Thursday , November 16, 2017 - 5:00 AM1 comment

LYNN R. BLAMIRES, special to the Standard-Examiner

During my ATV adventures I often pass trails I would like to take, but they don’t fit the plans of the day. Making mental notes, I look for opportunities for discovery another day.

In early November, I went back to the Inspiration Point trails south of Mantua. I actually remembered one of those mental notes and talked Dean Eborn of Layton and Fred Newton of Holliday into going with me.

Staging at the large parking area south of Mantua, we took the Willard Peak Road looking for adventure. I knew of a relatively new trail with a 50-inch width restriction that had been cut into the side of the mountain starting at Dock Flats.

Thinking we were there, we began to circle through the camping area looking for the trail. We found one, but it didn’t go up — it wound down into the north end of Devil’s Hole Canyon before going through Box Elder Creek.

After crossing the creek, we began to climb, but soon came to a gate blocking access to private property. Turning around, we made our way back, thinking that it was fun while it lasted. It was then that I realized that we were still below the flats.

Arriving at Dock Flats, we found the gate we were looking for and began our climb up the side of the canyon. The aspen, having shed their leaves, made a thick blanket on the trail on the lower end. As we climbed, the trail was soon covered with snow and the water puddles were frozen over.

Coming out at the top end, the trail seemed shorter than I remembered it to be. Back on the main trail, we climbed higher. The higher elevation was evident by the packed snow on the road. We came to a trail with a 50-inch gate. It was the rest of the trail we wanted to ride.

This trail is a narrow ledge with a steep drop-off to the west. The mountain rose high above us on our right. Near the top, we stopped to move a log that was blocking the trail. It is a tight trail that wends through the woods with sharp switchbacks.

Breaking ice and riding in snow, we realized that no one had ridden this trail since this last snow. It took us back down to the top of the shorter section of the 50-inch trail we had already ridden. These two trails were really fun to ride.

Back on the Willard Peak Road, the snow got deeper the higher we climbed. We were riding packed snow so while the snow was getting deeper, our progress was still good.

Topping out at the peak of Willard Basin, we stopped to take in the view.
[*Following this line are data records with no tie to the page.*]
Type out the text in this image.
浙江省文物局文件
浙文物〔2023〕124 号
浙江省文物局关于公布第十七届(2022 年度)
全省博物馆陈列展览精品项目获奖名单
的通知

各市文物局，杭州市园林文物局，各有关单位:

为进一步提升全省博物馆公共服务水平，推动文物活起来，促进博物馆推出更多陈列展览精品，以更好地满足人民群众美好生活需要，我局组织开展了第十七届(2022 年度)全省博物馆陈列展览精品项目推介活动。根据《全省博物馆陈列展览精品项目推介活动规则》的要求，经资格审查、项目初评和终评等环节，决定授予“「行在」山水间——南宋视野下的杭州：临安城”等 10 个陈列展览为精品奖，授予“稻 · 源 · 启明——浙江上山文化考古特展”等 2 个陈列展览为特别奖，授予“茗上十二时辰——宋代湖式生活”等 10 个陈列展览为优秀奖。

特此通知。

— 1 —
To the east we could see Pineview Reservoir in the distance and to the west stretched Willard Bay. The sky was a beautiful deep blue against the white snow.

The trail to Inspiration Point lay ahead of us off to our left. The trail was a track through deep snow that descended into a basin that once hosted a Civilian Conservation Corps (CCC) camp – the program that terraced the mountains to prevent mudslides.

We didn’t make it to the Point – blowing snow halted our progress. Not wanting to get stuck for the night, we turned back.

During our descent we came to the last trail we wanted to ride. It was just up the road a little from the top of the 50-inch trail that we had taken earlier. Turning down toward the Girl Scout camp to the east, we began the process of discovery.

Our excitement was short lived. The trails all came to dead-ends. Earlier in the day the track was frozen, but now they were muddy. We retraced our route, but not before we were caked with mud. Not regular mud, but cement mud. It was no small task to clean our machines.

With the exception of the narrow sections of track we rode, this trail is suitable for UTVs and jeeps. When you go, take plenty of water, keep the rubber side down, and take this trail in the warmer months.